Figure 2.

AZ3146 compromises SAC function and inhibits Mad2 localization. (A) Box and whisker plot of HeLa GFP-H2B cells treated with or without AZ3146 (AZ) and analyzed by time-lapse microscopy, showing the time from nuclear envelope breakdown to chromosome decondensation. Values were derived from ≥75 cells. (B) Bar graph quantifying mitotic phenotypes. Values were derived from ≥115 cells. (C) Images of HeLa cells treated with nocodazole and MG132 for 2 h with or without AZ3146, fixed, and stained to detect centromeres (ACA) and either Bub1, Mad1, or Mad2. Insets show higher magnification views of individual kinetochore pairs (boxed regions). (D) Bar graph quantifying pixel intensities at kinetochores normalized to ACA in mitotic HeLa cells treated with or without AZ3146. Values were derived from ≥228 kinetochores. (E) Bar graphs scoring kinetochore staining of Mad1/2 as high, medium, or low after exposure to nocodazole (Noc) or MG132 (MG) plus either AZ3146 or reversine (Rev).
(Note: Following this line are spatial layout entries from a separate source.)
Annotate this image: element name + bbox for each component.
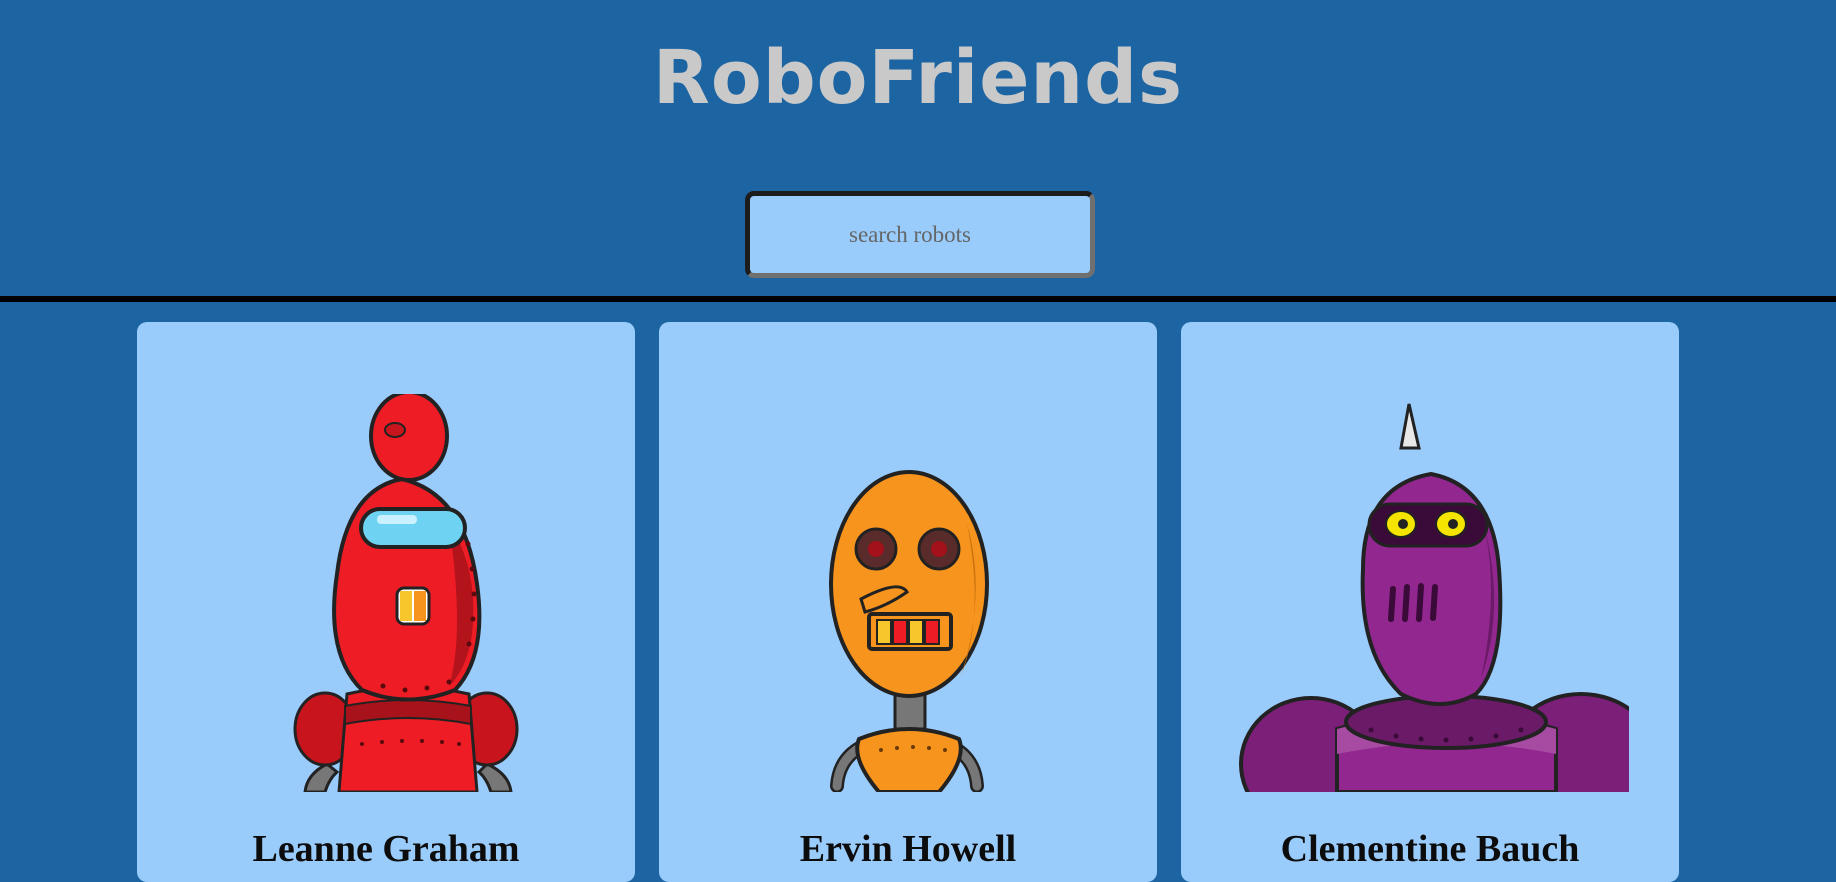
search-box <box>745 191 1095 278</box>
robot-avatar-image <box>293 394 519 792</box>
header: RoboFriends <box>0 0 1836 302</box>
robot-card[interactable]: Ervin Howell <box>659 322 1157 882</box>
robot-avatar-image <box>1239 403 1629 792</box>
robot-name: Ervin Howell <box>799 828 1017 870</box>
robot-card[interactable]: Leanne Graham <box>137 322 635 882</box>
robot-card[interactable]: Clementine Bauch <box>1181 322 1679 882</box>
page-title: RoboFriends <box>652 35 1184 121</box>
card-list: Leanne Graham Ervin Howell Clementine Ba… <box>137 322 1737 882</box>
robot-name: Leanne Graham <box>252 828 520 870</box>
robot-avatar-image <box>829 470 989 792</box>
robot-name: Clementine Bauch <box>1280 828 1580 870</box>
search-input[interactable] <box>745 191 1095 278</box>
Data were derived from a two experiments in which at least 50 cells were counted per condition. (F) Images of HeLa cells stained to detect Zwilch and centromeres after exposure to nocodazole, reversine, and MG132 in the sequences indicated. AZ3146 was used at 2 µM and reversine at 500 nM. Ctrl, control. Error bars indicate SEM. Bars: (C and F) 5 µm; (C, insets) 0.5 µm.